There are plenty of other sorting algorithms that can be implemented in-place, including insertion sort, selection sort and heap sort. The simple form of merge sort isn't in-place, but there is a more sophisticated variant which is.

_{Thanks to Aryabhata for pointing out that Quicksort can always be done in $\lg(n)$ stack and that there is a variant of merge sort with both $O(1)$ additional storage and $O(n \log(n))$ runtime.}

Answer 2

In addition to Gilles' answer, you can also make Quicksort in-place with your code, if you use linked lists instead of arrays. Just make sure to remove the element from the original list, when appending them to one of the smaller lists.

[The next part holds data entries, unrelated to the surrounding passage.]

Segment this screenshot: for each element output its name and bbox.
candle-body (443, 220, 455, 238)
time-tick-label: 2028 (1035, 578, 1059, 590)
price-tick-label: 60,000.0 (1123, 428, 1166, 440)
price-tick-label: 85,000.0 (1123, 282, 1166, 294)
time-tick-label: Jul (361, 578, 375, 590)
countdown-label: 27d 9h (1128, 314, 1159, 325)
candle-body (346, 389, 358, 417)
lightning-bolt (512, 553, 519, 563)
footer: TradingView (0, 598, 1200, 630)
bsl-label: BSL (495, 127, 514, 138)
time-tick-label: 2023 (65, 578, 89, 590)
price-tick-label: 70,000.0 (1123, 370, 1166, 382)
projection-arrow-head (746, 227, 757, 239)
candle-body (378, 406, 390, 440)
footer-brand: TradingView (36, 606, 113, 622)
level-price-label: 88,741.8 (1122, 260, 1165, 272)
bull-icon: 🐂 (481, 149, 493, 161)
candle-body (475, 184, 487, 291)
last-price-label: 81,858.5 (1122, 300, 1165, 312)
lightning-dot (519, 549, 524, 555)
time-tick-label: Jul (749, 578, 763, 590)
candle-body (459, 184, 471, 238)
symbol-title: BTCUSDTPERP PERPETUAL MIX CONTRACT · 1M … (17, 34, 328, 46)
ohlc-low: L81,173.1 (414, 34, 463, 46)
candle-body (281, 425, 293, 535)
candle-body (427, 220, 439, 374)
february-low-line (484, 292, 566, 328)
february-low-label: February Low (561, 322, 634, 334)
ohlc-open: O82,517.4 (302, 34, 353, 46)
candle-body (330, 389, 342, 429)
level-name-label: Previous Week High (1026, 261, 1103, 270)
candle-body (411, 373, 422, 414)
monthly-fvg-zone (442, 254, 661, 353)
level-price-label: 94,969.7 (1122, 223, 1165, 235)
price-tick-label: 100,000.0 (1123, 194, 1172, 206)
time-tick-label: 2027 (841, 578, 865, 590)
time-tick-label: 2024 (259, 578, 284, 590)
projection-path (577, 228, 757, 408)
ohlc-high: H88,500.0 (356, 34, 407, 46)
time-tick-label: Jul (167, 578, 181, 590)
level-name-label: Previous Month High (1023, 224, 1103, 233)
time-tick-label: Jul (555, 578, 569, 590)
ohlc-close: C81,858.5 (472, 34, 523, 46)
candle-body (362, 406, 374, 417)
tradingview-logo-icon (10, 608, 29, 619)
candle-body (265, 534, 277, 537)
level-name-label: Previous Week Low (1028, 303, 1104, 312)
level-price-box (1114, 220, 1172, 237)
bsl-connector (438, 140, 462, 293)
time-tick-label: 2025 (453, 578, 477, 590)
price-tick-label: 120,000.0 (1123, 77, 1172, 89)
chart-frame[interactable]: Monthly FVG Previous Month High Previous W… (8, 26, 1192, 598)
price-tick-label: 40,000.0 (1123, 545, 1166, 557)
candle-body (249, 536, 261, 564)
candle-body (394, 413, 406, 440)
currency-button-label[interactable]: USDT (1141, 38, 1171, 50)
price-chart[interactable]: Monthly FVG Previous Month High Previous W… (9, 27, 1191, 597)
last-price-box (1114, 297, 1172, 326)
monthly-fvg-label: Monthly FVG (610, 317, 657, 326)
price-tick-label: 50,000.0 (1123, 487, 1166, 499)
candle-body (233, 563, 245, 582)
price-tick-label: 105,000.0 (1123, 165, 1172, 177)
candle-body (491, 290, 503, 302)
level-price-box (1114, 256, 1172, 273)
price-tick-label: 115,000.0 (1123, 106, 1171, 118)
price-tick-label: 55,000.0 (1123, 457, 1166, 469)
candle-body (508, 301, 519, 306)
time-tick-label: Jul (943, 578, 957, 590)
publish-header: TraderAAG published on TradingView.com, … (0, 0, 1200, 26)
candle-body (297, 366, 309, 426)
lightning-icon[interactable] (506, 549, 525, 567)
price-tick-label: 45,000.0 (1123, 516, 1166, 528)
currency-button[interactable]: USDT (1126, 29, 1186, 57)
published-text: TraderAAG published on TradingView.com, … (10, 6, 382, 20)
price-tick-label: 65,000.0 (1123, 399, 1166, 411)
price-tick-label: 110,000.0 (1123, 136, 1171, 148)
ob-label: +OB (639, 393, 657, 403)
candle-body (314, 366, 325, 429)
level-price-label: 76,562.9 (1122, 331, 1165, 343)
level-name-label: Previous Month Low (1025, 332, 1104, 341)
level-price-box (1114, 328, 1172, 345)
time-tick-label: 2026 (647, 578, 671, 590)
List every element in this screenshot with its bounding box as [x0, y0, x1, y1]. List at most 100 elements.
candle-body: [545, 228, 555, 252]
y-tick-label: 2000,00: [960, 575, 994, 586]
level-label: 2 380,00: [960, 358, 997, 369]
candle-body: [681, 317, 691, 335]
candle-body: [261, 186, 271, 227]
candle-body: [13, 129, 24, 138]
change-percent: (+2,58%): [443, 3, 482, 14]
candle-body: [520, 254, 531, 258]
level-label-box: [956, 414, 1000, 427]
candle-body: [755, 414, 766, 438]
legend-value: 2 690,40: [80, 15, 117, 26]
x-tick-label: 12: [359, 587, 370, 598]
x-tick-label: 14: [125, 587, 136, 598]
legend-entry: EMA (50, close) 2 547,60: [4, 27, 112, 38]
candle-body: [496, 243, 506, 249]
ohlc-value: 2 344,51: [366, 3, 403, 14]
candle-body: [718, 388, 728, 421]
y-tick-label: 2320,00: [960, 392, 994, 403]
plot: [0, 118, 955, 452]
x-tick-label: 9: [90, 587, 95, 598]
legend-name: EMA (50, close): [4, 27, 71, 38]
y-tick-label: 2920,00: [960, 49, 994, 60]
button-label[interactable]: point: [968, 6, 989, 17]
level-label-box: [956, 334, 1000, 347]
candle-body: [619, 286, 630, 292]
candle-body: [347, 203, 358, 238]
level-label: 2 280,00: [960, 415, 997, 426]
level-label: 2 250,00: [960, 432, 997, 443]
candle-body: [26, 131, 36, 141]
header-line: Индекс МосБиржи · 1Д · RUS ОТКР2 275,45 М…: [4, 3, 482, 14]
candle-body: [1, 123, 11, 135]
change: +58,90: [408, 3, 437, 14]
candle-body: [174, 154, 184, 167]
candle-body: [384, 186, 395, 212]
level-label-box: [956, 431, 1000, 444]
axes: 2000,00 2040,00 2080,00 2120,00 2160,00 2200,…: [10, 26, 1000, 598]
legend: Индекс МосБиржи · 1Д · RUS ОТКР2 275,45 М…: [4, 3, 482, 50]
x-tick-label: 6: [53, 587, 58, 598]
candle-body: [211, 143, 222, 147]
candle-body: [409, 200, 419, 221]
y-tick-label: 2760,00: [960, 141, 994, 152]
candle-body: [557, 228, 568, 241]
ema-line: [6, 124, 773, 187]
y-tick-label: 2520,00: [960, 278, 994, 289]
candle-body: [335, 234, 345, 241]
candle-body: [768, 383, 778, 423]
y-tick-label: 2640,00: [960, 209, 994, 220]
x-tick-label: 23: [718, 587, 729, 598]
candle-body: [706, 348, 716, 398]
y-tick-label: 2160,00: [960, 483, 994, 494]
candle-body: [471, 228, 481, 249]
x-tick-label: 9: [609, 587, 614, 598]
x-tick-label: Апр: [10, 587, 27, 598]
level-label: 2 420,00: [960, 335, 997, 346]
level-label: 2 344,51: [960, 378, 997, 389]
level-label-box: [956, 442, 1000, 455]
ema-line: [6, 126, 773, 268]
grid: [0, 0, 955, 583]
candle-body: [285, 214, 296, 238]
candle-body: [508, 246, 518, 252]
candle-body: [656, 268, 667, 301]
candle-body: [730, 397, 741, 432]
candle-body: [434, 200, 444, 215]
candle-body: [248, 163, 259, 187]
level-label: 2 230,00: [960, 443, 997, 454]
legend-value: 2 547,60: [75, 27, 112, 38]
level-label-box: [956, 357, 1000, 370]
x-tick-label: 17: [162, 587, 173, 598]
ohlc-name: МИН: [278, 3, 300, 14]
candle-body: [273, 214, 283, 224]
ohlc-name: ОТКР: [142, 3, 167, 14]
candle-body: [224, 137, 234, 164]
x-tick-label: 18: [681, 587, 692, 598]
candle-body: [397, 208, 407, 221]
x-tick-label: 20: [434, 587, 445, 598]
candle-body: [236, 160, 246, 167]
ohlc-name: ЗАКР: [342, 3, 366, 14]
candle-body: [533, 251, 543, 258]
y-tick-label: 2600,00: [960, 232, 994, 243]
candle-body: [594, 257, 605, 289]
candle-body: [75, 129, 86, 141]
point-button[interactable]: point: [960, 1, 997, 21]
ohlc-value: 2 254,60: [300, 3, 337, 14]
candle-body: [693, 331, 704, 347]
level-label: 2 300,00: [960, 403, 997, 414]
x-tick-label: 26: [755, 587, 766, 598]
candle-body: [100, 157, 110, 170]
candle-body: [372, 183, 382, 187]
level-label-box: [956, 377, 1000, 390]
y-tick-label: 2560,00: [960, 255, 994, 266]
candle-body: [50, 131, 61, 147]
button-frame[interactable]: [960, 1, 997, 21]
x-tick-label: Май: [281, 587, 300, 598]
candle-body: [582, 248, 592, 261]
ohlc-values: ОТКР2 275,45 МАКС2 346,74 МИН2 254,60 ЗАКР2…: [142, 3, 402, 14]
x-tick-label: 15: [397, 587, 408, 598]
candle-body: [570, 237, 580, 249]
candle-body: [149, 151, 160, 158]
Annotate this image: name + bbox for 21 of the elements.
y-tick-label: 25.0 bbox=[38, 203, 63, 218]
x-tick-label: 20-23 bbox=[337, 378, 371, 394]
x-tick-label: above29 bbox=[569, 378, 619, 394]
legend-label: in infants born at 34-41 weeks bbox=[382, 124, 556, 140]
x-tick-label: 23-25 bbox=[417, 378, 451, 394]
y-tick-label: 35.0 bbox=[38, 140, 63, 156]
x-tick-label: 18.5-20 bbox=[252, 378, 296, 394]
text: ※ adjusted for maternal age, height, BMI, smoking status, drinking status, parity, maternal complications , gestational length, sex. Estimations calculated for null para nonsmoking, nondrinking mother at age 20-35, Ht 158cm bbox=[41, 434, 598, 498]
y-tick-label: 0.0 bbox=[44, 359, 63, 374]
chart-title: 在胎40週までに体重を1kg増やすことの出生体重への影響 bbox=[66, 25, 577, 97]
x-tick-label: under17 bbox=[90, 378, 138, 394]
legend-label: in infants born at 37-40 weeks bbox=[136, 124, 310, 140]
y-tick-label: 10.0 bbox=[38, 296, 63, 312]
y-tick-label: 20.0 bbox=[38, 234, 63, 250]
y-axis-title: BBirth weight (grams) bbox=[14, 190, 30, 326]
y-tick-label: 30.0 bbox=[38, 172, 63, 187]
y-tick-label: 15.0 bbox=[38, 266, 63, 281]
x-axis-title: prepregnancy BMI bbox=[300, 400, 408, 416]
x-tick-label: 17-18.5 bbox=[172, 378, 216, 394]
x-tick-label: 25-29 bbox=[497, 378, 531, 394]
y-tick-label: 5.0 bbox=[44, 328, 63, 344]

The following pseudocode assumes/guarantees:

• The first entry in each list (in the following called the head) does not stare an element and allows to keep pointers to the list intact on modifications. new list creates a list consisting of a head with NIL next-pointer.
• sort takes a pointer to a head and returns a pointer to the last element of the sorted list. The pointer given as the argument is also the head of the sorted list.
• The memory location of each element and of the list head remains the same.

.

sort(list):
    less_cur = less = new list
    equal_cur = equal = new list
    greater_cur = greater = new list
    if list.next != NIL:
        cur = list.next
        pivot = cur.value
        while cur != NIL:
            list.next = cur.next
            if cur.value < pivot:
                less_cur.next = cur
                less_cur = less_cur.next
            if cur.value == pivot:
                equal_cur.next = cur
                equal_cur = equal_cur.next
            if cur.value > pivot:
                equal_cur.next = cur
                equal_cur = equal_cur.next
            cur = cur.next
        less_cur.next = greater_cur.next = NIL
        less_last = sort(less) 
        list.next = less.next
        less_last.next = equal
        greater_last = sort(greater)
        equal_cur.next = greater.next
        return greater_last
    else:
        return list

While there is some optimization possible from the above code, this implementation has a greater memory overhead than the array based implementation in Gilles' answer. Additionally it suffers in practice from the problem that linked lists typically are less localized and thus induce a greater number of cache misses than maintaining the same data in an array.

However, this implementation is of advantage, if you have to maintain pointers to the elements through sorting. It is also good to be aware of it, if you are storing your data in a linked list for reasons unrelated to sorting. (If in-place-ness of sorting is of concern, converting between list and array is likely out of question.)